Perhaps the most cutting criticism of brain imaging studies is the one with the dead fish.
the voxels representing the area where the salmon’s tiny brain sat showed evidence of activity. In the fMRI scan, it looked like the dead salmon was actually thinking about the pictures it had been shown.
Which is to say, with 130k datapoints per scan, some of them are going to be garbage, and it’s important to make some effort to filter them out.
Yes. Thank you.
I work with fMRI data; it’s a significant part of my job. Everyone who works with our fMRI scanner knows the Salmon Paper – we have it printed out and pinned up on one of the noticeboards. It’s the source of much appreciation and affection. (I’m pretty sure one of the guys in the lab came to a Hallowe’en party dressed as said salmon.)
It’s also the paper everyone, of late, seems to dragging out to say "fMRI studies are rubbish! They’re useless! Never trust fMRI data!” without considering that, actually, that’s not what this paper intended to do.
fMRI studies have their limitations, yes. It’s correlational data; it’s superb spatial resolution with utterly terrible temporal resolution; it provides enough evidence to say something like “we observed [process] happening in [region of the brain],” but is not usually strong enough to say “[process] happens solely and definitively in [region]”. It 100% has its issues, and you always gotta handle it with care.
But what the Salmon Paper was looking to highlight was not the inherent flaws with the methodology, which are pretty well-understood; it’s the flaws in the statistics that people add in afterwards.
Work with any kind of statistics for any length of time, and there’s one lesson you learn very early on: correct for multiple comparisons. To make a long story almost insultingly brief, when you run lots and lots of statistical tests, you inflate the chance of getting a false positive, to the extent that you’re practically guaranteeing at least a few of them. It’s just in the nature of the game. So what you have to do is add in some extra stuff – like the Bonferroni correction, for example. What this does is take into account the fact you’re running a bunch of stats, and by being mega-strict it reduces the occurrences of false-positives. I’ve taught first-year undergrads this; it’s pretty integral if you’re working with T-Tests or ANOVA tests.

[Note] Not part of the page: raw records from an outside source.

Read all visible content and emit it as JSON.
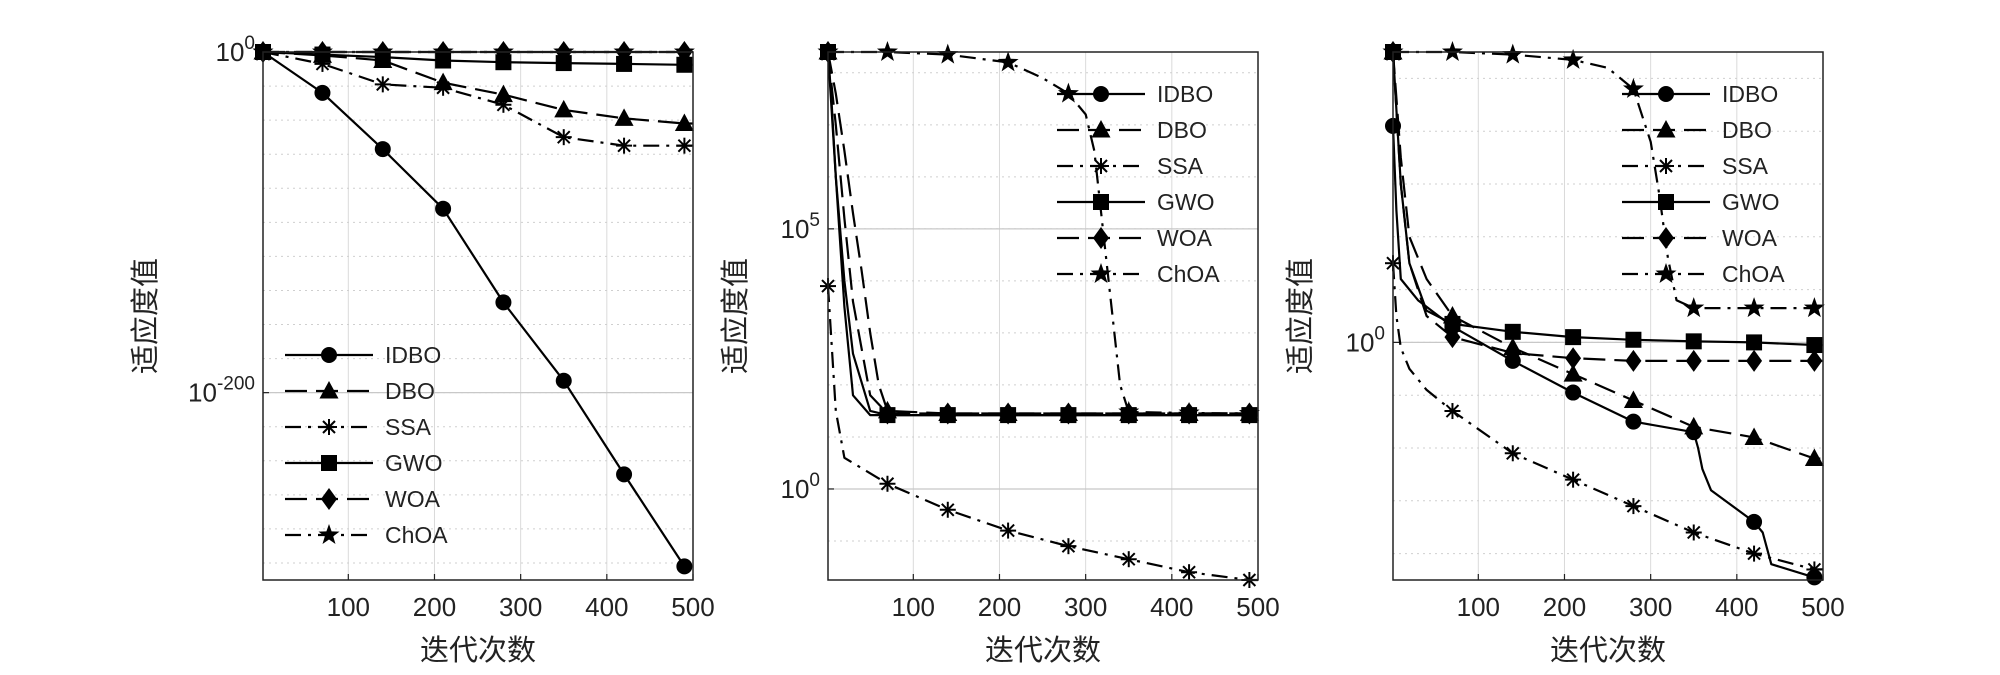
{
  "figure": {
    "panels": [
      {
        "ylabel": "适应度值",
        "xlabel": "迭代次数"
      },
      {
        "ylabel": "适应度值",
        "xlabel": "迭代次数"
      },
      {
        "ylabel": "适应度值",
        "xlabel": "迭代次数"
      }
    ]
  },
  "chart_data": [
    {
      "type": "line",
      "title": "",
      "xlabel": "迭代次数",
      "ylabel": "适应度值",
      "yscale": "log",
      "xlim": [
        1,
        500
      ],
      "ylim_log10": [
        -310,
        0
      ],
      "xticks": [
        100,
        200,
        300,
        400,
        500
      ],
      "yticks": [
        {
          "label": "10",
          "exp": "0",
          "log10": 0
        },
        {
          "label": "10",
          "exp": "-200",
          "log10": -200
        }
      ],
      "grid": true,
      "legend": "bottom-left",
      "series": [
        {
          "name": "IDBO",
          "line": "solid",
          "marker": "circle",
          "x": [
            1,
            70,
            140,
            210,
            280,
            350,
            420,
            490
          ],
          "log10_y": [
            0,
            -24,
            -57,
            -92,
            -147,
            -193,
            -248,
            -302
          ]
        },
        {
          "name": "DBO",
          "line": "dashed",
          "marker": "triangle",
          "x": [
            1,
            70,
            140,
            210,
            280,
            350,
            420,
            490,
            500
          ],
          "log10_y": [
            0,
            -2,
            -5,
            -18,
            -25,
            -34,
            -39,
            -42,
            -42
          ]
        },
        {
          "name": "SSA",
          "line": "dashdot",
          "marker": "asterisk",
          "x": [
            1,
            70,
            140,
            210,
            280,
            350,
            420,
            490,
            500
          ],
          "log10_y": [
            0,
            -7,
            -19,
            -21,
            -31,
            -50,
            -55,
            -55,
            -55
          ]
        },
        {
          "name": "GWO",
          "line": "solid",
          "marker": "square",
          "x": [
            1,
            70,
            140,
            210,
            280,
            350,
            420,
            490,
            500
          ],
          "log10_y": [
            0,
            -1.5,
            -3,
            -5,
            -6,
            -6.5,
            -7,
            -7.5,
            -7.5
          ]
        },
        {
          "name": "WOA",
          "line": "dashed",
          "marker": "diamond",
          "x": [
            1,
            70,
            140,
            210,
            280,
            350,
            420,
            490,
            500
          ],
          "log10_y": [
            0,
            0,
            0,
            0,
            0,
            0,
            0,
            0,
            0
          ]
        },
        {
          "name": "ChOA",
          "line": "dashdot",
          "marker": "star",
          "x": [
            1,
            70,
            140,
            210,
            280,
            350,
            420,
            490,
            500
          ],
          "log10_y": [
            0,
            0,
            0,
            0,
            0,
            0,
            0,
            0,
            0
          ]
        }
      ]
    },
    {
      "type": "line",
      "title": "",
      "xlabel": "迭代次数",
      "ylabel": "适应度值",
      "yscale": "log",
      "xlim": [
        1,
        500
      ],
      "ylim_log10": [
        -1.75,
        8.4
      ],
      "xticks": [
        100,
        200,
        300,
        400,
        500
      ],
      "yticks": [
        {
          "label": "10",
          "exp": "5",
          "log10": 5
        },
        {
          "label": "10",
          "exp": "0",
          "log10": 0
        }
      ],
      "grid": true,
      "legend": "top-right",
      "series": [
        {
          "name": "IDBO",
          "line": "solid",
          "marker": "circle",
          "x": [
            1,
            5,
            10,
            20,
            30,
            50,
            70,
            140,
            210,
            280,
            350,
            420,
            490,
            500
          ],
          "log10_y": [
            8.4,
            7.5,
            6,
            3.5,
            1.8,
            1.42,
            1.42,
            1.42,
            1.42,
            1.42,
            1.42,
            1.42,
            1.42,
            1.42
          ]
        },
        {
          "name": "DBO",
          "line": "dashed",
          "marker": "triangle",
          "x": [
            1,
            10,
            20,
            30,
            40,
            50,
            60,
            70,
            140,
            210,
            280,
            350,
            420,
            490,
            500
          ],
          "log10_y": [
            8.4,
            7.6,
            6.5,
            5.3,
            4.2,
            3,
            2,
            1.5,
            1.45,
            1.45,
            1.45,
            1.45,
            1.45,
            1.45,
            1.45
          ]
        },
        {
          "name": "SSA",
          "line": "dashdot",
          "marker": "asterisk",
          "x": [
            1,
            10,
            20,
            70,
            140,
            210,
            280,
            350,
            420,
            490,
            500
          ],
          "log10_y": [
            3.9,
            1.5,
            0.6,
            0.1,
            -0.4,
            -0.8,
            -1.1,
            -1.35,
            -1.6,
            -1.78,
            -1.8
          ]
        },
        {
          "name": "GWO",
          "line": "solid",
          "marker": "square",
          "x": [
            1,
            10,
            20,
            30,
            50,
            70,
            140,
            210,
            280,
            350,
            420,
            490,
            500
          ],
          "log10_y": [
            8.4,
            6,
            4,
            2.6,
            1.5,
            1.42,
            1.42,
            1.42,
            1.42,
            1.42,
            1.42,
            1.42,
            1.42
          ]
        },
        {
          "name": "WOA",
          "line": "dashed",
          "marker": "diamond",
          "x": [
            1,
            10,
            20,
            30,
            50,
            70,
            140,
            210,
            280,
            350,
            420,
            490,
            500
          ],
          "log10_y": [
            8.4,
            7,
            5.2,
            3.6,
            1.8,
            1.45,
            1.45,
            1.45,
            1.45,
            1.45,
            1.45,
            1.45,
            1.45
          ]
        },
        {
          "name": "ChOA",
          "line": "dashdot",
          "marker": "star",
          "x": [
            1,
            70,
            140,
            210,
            250,
            280,
            300,
            310,
            320,
            330,
            340,
            350,
            420,
            490,
            500
          ],
          "log10_y": [
            8.4,
            8.4,
            8.35,
            8.2,
            7.9,
            7.6,
            7.2,
            6.5,
            5,
            3.5,
            2,
            1.48,
            1.46,
            1.45,
            1.45
          ]
        }
      ]
    },
    {
      "type": "line",
      "title": "",
      "xlabel": "迭代次数",
      "ylabel": "适应度值",
      "yscale": "log",
      "xlim": [
        1,
        500
      ],
      "ylim_log10": [
        -4.5,
        5.5
      ],
      "xticks": [
        100,
        200,
        300,
        400,
        500
      ],
      "yticks": [
        {
          "label": "10",
          "exp": "0",
          "log10": 0
        }
      ],
      "grid": true,
      "legend": "top-right",
      "series": [
        {
          "name": "IDBO",
          "line": "solid",
          "marker": "circle",
          "x": [
            1,
            5,
            10,
            30,
            70,
            140,
            210,
            280,
            350,
            355,
            360,
            370,
            420,
            430,
            440,
            490,
            500
          ],
          "log10_y": [
            4.1,
            2.5,
            1.2,
            0.8,
            0.3,
            -0.35,
            -0.95,
            -1.5,
            -1.7,
            -2,
            -2.4,
            -2.8,
            -3.4,
            -3.6,
            -4.2,
            -4.45,
            -4.5
          ]
        },
        {
          "name": "DBO",
          "line": "dashed",
          "marker": "triangle",
          "x": [
            1,
            10,
            20,
            40,
            70,
            140,
            210,
            280,
            350,
            420,
            490,
            500
          ],
          "log10_y": [
            5.5,
            3.5,
            2,
            1.2,
            0.5,
            -0.1,
            -0.6,
            -1.1,
            -1.6,
            -1.8,
            -2.2,
            -2.2
          ]
        },
        {
          "name": "SSA",
          "line": "dashdot",
          "marker": "asterisk",
          "x": [
            1,
            5,
            10,
            20,
            40,
            70,
            140,
            210,
            280,
            350,
            420,
            490,
            500
          ],
          "log10_y": [
            1.5,
            0.5,
            -0.1,
            -0.5,
            -0.9,
            -1.3,
            -2.1,
            -2.6,
            -3.1,
            -3.6,
            -4,
            -4.3,
            -4.3
          ]
        },
        {
          "name": "GWO",
          "line": "solid",
          "marker": "square",
          "x": [
            1,
            10,
            20,
            40,
            70,
            140,
            210,
            280,
            350,
            420,
            490,
            500
          ],
          "log10_y": [
            5.5,
            3,
            1.5,
            0.6,
            0.35,
            0.2,
            0.1,
            0.05,
            0.02,
            0,
            -0.05,
            -0.05
          ]
        },
        {
          "name": "WOA",
          "line": "dashed",
          "marker": "diamond",
          "x": [
            1,
            10,
            20,
            40,
            70,
            140,
            210,
            280,
            350,
            420,
            490,
            500
          ],
          "log10_y": [
            5.5,
            3,
            1.5,
            0.5,
            0.1,
            -0.2,
            -0.3,
            -0.35,
            -0.35,
            -0.35,
            -0.35,
            -0.35
          ]
        },
        {
          "name": "ChOA",
          "line": "dashdot",
          "marker": "star",
          "x": [
            1,
            70,
            140,
            210,
            250,
            280,
            300,
            310,
            320,
            330,
            350,
            420,
            490,
            500
          ],
          "log10_y": [
            5.5,
            5.5,
            5.45,
            5.35,
            5.2,
            4.8,
            3.8,
            2.8,
            1.6,
            0.8,
            0.65,
            0.65,
            0.65,
            0.65
          ]
        }
      ]
    }
  ]
}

fMRI data, incidentally? A lot of the time, when analysed, it’s a whole bunch of T-Tests. Like, in the quadruple digits. That’s a lot of chances for a false positive to crop up, and oh boy, do they.
That’s what you’re seeing in the Salmon Paper. Those areas of brain activation are where so many tests have been run that you get a bunch of brain areas appearing to light up at random. The authors of this paper ran their stats deliberately without correction for multiple comparisons, and this is what you get – one surprisingly thinky dead salmon.
Correcting for multiple comparisons is exactly the filtering mechanism used to try to separate the garbage from the interesting neuroscientific data, and this paper is nice little warning that it isn’t optional.